Fig. 2: Behavioural results using distributional semantics and large language models.
From: Neural dynamics of semantic control underlying generative storytelling

a Graphical representation of the pipeline adopted for the semantic distance analysis. We used word2vec models to extract word embedding vectors of the target (orange) and non-target (black) words from participants’ stories, excluding stopping words (grey).

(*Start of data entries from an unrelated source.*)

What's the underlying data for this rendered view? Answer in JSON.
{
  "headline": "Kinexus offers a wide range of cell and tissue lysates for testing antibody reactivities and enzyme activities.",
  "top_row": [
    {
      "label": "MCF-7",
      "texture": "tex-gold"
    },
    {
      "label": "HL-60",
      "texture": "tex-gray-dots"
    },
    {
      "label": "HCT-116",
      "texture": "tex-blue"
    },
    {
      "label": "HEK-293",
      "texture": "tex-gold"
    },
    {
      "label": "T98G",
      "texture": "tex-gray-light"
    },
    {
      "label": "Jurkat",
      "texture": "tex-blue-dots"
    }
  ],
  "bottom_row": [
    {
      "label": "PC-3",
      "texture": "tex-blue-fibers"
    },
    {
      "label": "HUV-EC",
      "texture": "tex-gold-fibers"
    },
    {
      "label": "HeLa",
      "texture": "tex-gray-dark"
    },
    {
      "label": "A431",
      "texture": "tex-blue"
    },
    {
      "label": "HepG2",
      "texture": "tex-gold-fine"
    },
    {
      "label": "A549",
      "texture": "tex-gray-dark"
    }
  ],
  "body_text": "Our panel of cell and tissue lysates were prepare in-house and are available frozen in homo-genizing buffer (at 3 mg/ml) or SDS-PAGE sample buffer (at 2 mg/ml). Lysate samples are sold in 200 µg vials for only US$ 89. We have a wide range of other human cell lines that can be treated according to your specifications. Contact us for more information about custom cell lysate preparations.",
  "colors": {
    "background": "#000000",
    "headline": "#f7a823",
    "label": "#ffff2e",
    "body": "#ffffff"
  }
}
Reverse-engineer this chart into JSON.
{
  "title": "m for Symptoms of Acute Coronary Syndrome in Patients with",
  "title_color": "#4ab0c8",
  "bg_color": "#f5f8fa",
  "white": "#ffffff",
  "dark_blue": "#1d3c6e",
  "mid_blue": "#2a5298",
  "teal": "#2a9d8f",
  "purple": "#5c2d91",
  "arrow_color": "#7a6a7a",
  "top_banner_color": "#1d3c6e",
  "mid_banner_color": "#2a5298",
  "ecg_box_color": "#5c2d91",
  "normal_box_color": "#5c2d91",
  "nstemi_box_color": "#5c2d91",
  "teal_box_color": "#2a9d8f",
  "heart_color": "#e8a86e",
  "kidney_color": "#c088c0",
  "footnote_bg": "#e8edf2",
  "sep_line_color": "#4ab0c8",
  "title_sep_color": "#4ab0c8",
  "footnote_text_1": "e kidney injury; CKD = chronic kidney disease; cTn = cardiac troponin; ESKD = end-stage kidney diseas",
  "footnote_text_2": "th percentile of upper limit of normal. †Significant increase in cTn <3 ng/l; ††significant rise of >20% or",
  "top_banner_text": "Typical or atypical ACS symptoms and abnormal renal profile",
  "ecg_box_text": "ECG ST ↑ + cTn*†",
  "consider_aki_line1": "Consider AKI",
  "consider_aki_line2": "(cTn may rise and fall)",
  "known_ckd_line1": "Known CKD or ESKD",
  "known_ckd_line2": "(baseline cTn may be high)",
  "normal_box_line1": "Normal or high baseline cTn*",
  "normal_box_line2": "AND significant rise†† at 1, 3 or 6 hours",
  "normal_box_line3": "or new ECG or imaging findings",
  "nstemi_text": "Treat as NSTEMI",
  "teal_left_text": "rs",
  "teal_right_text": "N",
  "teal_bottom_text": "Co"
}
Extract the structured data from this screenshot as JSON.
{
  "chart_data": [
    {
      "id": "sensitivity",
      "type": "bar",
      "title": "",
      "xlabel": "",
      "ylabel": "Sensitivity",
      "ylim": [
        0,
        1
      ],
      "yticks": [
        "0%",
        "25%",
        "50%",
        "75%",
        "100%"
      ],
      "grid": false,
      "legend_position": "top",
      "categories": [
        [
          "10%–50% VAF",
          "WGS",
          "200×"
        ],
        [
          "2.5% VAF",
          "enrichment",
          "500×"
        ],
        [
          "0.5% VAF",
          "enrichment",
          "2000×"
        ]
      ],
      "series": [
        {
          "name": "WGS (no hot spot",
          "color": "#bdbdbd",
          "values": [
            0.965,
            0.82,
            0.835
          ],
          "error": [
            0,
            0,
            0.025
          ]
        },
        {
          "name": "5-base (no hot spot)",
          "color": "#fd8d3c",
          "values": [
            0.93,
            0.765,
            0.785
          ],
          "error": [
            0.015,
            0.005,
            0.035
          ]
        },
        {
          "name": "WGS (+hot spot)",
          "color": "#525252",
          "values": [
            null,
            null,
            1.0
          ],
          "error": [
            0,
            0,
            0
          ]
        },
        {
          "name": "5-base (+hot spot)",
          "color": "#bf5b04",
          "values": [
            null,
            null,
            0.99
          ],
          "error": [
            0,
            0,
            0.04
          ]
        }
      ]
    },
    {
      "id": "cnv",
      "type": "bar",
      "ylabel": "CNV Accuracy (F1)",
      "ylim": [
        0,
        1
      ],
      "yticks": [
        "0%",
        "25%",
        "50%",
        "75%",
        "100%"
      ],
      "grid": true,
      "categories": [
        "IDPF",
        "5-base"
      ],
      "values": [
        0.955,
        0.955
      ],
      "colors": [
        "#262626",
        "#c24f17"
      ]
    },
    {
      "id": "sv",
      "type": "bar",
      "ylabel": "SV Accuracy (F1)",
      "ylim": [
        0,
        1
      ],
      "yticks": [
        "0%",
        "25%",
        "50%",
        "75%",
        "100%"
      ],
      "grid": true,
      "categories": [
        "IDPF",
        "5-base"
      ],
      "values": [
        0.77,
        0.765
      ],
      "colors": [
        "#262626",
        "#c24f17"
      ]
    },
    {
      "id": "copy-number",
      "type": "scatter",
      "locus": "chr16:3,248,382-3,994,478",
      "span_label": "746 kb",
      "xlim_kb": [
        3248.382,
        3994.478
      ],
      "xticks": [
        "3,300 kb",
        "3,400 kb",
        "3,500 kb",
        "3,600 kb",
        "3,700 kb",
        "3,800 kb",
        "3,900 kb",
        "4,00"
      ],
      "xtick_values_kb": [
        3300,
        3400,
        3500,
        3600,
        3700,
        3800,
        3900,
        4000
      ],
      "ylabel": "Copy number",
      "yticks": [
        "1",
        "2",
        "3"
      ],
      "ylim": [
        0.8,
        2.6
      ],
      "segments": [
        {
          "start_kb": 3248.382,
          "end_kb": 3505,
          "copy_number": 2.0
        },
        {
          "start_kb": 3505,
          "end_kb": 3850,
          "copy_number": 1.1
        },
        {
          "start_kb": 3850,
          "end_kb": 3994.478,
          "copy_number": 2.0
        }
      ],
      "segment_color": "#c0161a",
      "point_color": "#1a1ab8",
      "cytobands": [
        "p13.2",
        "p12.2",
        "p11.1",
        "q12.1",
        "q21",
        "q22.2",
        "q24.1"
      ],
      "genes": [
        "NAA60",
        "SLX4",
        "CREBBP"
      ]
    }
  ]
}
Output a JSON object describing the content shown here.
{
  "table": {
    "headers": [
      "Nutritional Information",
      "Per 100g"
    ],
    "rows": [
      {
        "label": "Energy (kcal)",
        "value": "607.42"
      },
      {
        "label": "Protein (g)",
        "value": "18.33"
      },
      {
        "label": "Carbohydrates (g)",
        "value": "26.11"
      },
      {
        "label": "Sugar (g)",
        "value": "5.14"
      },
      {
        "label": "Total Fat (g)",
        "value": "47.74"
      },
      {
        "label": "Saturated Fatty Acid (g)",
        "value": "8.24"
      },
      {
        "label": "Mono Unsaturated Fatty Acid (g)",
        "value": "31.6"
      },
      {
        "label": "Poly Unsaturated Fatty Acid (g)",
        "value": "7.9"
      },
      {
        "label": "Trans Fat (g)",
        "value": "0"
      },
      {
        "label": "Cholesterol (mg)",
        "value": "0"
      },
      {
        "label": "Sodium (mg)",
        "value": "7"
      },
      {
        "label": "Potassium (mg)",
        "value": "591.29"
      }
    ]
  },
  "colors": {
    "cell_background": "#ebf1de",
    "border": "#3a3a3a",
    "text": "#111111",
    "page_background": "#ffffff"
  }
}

The depicted story comes from a sampled participant from the creative condition. Then, we computed the semantic distance between target and non-target words and averaged the results across the 3 targets. b Raincloud plots depicting the semantic distance scores across Ordinary (green), Creative (pink), and Random (purple) conditions. Each dot represents a participant, horizontal bars with asterisk indicate statistical significance (N = 24) and dotted lines in the boxplot show mean values. c Graphical representation of the pipeline adopted for the surprise estimation analysis. We used large language models (BERT) to perform masked modelling by masking the target word tokens and computing the predictions to those masked tokens. We then computed the surprise score as the negative log-likelihood (NLL) between those predictions and the target words and averaged the results across the 3 targets. d Raincloud plots showing the surprise scores across the 3 conditions as in (b). Horizontal bars with an asterisk indicate statistical significance and dotted lines in the boxplot show mean values. For all boxplots in the raincloud plots, the dotted and solid horizontal line represent the mean and median value, respectively, while the whiskers extend to the minimum and maximum data point that does not exceed 1.5 times the interquartile range.